Machiavelli showed the way a long time ago. It was used masterfully by Karl Rove, "George W. Bush's brain". According to this the people want to be deceived by their rulers and the bigger the lie the better it will be implemented.

But as the saying goes, ' you can fool some of the people some of the time, but you can't fool all the people all the time'. An environmental group has launched a landmark lawsuit against the Canadian federal government, alleging it is violating the law by failing to honour the Kyoto Protocol.

It'll be interesting to see how the court rules but by that time the Conservatives might not be in power anymore, or, at the very least, they gained some more time to fiddle while the planet is burning.

"Sigmar Gabriel, the German environment minister, said Mr Bush’s speech could mark a 'change in the US position or a manoeuvre aimed at causing confusion'. ... Ms Merkel “will be pleased” with his proposals, which run counter to her own, was seen as provocative. There were signs on Friday night (June 1, 2007) that Mr Bush’s proposals would split the G8, which some sceptics argue is his intention. Stephen Harper, Canada’s prime minister, welcomed the plan, as did - surprise, surprise! - Tony Blair. Bush torpedoes Merkel’s climate plans was the front page headline of the German financial paper Handelsblatt, which goes to show that one doesn't have to be an environmentalist to see through this charade.

According to an article in the New York Times (June 1, 2007) Bush's goals are “aspirational.” They would not be binding and yet Bush has the nerve of claiming “the United States is taking the lead, and that’s the message I’m going to take to the G-8.”

The right wing Heritage Foundation still questions the scientific basis of warnings about global warming urging Bush to stick to the "US-do-nothing" status quo.
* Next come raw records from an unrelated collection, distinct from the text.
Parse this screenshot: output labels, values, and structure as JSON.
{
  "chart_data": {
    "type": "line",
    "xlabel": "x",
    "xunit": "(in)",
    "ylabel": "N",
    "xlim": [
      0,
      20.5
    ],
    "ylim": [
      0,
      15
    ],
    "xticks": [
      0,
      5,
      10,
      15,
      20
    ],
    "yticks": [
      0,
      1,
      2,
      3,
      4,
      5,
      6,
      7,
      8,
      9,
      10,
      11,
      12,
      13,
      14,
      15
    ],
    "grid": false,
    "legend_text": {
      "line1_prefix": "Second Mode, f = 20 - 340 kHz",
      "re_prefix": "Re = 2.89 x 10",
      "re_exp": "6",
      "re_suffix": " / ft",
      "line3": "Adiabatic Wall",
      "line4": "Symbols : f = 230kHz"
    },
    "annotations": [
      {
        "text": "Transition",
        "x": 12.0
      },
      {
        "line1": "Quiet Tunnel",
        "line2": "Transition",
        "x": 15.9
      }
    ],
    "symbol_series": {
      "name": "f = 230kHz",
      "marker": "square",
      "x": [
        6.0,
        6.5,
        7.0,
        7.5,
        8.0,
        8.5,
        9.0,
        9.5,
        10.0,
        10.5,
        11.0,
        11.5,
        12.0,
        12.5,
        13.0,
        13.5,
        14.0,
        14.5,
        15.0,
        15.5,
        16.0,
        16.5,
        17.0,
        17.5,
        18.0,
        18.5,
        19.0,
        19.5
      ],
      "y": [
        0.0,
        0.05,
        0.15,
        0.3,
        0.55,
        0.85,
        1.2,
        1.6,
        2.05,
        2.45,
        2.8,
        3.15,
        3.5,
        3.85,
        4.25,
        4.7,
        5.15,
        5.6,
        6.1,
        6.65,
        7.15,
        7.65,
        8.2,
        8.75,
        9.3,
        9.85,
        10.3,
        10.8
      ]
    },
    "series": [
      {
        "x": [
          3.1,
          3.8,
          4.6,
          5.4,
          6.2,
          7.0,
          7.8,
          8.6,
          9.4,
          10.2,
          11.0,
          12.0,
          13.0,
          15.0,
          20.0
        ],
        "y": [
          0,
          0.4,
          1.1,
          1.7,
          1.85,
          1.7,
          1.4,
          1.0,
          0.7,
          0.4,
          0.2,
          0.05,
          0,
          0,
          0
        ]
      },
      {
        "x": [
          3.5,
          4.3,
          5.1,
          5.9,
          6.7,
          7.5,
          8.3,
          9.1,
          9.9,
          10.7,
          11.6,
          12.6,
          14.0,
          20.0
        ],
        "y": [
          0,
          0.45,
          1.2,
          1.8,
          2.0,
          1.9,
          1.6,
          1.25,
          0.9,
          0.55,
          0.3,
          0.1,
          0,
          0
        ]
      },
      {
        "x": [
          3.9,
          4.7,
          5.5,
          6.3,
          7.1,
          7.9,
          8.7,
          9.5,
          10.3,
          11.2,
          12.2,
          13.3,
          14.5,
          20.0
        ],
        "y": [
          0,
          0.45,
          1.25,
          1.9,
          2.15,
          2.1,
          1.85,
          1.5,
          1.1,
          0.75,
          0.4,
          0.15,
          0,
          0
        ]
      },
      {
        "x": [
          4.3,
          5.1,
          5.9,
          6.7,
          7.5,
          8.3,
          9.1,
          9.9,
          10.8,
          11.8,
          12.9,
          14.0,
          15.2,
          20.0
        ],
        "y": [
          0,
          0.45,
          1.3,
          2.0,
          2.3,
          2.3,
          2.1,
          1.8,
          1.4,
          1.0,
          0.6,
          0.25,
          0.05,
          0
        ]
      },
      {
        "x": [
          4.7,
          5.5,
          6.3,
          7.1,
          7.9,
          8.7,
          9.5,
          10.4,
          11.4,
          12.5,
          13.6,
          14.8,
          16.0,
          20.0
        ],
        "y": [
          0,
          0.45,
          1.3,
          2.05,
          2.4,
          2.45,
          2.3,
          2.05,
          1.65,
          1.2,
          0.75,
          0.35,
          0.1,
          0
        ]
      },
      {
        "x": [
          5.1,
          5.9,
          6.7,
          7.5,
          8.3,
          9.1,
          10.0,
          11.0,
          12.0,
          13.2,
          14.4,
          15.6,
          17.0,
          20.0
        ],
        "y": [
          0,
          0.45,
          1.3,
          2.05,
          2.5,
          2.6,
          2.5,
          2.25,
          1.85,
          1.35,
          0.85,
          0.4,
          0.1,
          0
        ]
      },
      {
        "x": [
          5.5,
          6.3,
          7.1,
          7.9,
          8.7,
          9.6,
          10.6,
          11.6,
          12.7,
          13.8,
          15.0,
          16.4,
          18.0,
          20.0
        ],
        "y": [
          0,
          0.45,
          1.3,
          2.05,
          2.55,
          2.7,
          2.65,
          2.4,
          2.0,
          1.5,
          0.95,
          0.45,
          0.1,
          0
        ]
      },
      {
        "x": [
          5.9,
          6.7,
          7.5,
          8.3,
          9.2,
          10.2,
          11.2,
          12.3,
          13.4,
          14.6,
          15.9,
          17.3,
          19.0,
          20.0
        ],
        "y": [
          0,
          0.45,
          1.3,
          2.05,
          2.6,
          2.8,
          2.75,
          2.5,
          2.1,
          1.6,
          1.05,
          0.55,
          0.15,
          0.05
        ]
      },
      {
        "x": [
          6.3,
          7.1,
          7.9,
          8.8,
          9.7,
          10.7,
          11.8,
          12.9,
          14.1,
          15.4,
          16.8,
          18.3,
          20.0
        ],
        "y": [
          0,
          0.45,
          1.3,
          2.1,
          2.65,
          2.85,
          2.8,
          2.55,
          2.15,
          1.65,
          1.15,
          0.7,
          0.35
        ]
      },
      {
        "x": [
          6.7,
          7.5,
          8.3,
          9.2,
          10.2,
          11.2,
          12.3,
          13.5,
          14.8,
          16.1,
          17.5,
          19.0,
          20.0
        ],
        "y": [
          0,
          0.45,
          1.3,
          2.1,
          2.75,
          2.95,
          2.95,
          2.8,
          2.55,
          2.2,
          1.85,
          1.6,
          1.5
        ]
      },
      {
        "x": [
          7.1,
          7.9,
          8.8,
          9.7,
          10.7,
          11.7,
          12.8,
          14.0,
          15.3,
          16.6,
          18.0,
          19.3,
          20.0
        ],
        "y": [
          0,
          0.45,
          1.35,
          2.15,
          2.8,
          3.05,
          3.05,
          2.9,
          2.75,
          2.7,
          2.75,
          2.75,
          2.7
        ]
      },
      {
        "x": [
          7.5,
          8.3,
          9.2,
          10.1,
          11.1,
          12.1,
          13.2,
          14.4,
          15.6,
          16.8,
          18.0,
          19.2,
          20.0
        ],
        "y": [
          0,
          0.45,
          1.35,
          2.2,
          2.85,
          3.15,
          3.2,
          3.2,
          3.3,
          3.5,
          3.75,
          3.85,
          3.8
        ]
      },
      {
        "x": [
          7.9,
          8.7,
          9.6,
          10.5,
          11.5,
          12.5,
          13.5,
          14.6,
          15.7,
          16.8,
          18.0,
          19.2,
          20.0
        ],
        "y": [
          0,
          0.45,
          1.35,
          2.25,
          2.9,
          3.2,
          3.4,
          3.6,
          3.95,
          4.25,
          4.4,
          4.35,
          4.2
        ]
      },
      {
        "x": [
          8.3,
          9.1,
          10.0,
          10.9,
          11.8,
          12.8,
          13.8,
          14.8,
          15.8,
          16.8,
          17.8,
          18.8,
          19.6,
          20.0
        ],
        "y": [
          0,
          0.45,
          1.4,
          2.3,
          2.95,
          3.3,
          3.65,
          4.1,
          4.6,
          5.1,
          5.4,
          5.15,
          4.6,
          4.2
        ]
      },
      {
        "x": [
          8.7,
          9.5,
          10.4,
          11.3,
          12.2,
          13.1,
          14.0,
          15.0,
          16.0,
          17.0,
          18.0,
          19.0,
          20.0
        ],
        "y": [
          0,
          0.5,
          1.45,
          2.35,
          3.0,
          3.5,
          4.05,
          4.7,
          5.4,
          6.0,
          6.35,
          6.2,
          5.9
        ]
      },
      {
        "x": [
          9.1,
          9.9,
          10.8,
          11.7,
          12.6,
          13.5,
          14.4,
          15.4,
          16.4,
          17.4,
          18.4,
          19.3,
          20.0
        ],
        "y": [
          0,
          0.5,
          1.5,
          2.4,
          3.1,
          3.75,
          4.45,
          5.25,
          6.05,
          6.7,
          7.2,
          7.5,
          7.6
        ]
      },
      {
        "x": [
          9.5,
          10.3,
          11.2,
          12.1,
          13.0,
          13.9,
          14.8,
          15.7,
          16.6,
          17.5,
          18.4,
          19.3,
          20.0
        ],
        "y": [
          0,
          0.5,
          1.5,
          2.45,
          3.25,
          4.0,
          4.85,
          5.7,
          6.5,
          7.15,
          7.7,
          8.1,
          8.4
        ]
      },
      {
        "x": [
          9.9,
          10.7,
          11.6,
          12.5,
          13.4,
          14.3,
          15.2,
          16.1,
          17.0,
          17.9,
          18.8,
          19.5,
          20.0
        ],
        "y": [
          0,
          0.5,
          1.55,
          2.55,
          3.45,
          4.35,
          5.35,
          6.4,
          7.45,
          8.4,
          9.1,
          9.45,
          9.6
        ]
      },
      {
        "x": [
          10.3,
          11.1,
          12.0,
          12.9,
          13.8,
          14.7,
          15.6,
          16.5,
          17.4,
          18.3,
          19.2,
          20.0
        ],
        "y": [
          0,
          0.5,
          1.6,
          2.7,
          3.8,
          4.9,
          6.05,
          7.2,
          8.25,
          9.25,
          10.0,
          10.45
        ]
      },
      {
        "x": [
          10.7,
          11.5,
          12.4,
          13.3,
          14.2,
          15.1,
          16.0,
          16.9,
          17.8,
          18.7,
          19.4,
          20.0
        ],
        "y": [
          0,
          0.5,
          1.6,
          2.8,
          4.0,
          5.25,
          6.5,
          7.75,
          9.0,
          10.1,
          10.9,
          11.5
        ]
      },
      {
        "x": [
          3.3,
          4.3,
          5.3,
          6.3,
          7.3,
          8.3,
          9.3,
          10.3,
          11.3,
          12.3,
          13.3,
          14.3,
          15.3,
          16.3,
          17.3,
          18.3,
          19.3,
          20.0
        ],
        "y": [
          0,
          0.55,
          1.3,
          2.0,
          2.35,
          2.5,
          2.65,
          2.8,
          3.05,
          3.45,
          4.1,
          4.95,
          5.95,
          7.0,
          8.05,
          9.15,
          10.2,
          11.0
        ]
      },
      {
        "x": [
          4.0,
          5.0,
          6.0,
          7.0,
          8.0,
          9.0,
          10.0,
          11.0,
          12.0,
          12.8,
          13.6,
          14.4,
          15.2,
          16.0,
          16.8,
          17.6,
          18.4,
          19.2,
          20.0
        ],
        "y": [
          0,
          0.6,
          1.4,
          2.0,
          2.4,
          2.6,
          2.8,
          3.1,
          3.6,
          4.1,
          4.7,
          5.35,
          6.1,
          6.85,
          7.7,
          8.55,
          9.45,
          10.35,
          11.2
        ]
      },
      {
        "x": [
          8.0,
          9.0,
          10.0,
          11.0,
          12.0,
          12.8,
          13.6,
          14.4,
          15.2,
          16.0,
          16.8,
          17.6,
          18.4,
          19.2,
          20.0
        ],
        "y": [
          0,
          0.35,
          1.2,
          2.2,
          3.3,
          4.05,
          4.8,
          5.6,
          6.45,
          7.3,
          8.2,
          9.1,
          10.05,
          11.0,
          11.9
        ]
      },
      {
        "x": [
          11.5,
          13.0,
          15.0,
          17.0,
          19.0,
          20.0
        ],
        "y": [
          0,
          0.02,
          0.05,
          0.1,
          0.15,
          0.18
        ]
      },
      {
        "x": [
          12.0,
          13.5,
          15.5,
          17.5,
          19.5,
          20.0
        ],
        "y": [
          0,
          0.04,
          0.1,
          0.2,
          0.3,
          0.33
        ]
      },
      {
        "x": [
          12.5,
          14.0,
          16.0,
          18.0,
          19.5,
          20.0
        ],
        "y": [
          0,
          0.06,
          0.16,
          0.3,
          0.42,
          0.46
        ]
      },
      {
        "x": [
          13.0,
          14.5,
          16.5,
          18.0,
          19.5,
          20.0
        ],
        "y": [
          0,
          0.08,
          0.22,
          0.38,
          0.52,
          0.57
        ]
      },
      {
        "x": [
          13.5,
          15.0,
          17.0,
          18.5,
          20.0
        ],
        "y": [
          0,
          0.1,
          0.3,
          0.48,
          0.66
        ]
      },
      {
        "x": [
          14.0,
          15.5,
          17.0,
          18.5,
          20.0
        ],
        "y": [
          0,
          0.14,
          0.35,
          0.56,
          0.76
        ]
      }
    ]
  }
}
It wrote "the U.S. should take prudent steps to increase the reliability of global climate predictions before adopting far-reaching public policies in this area." They even claim that "America [sic] continues to lead the world with its development of cleaner technologies". It is of course a lie, charitably called "cherry picking data" by some commentators.

In any case, these US proposals won't fly and the rest of the world is either disgusted with, or laughing at, Harper and Bush.

This latest Bush/Harper strategy is a diversion and delaying tactic - nothing else - but the gambit just might work.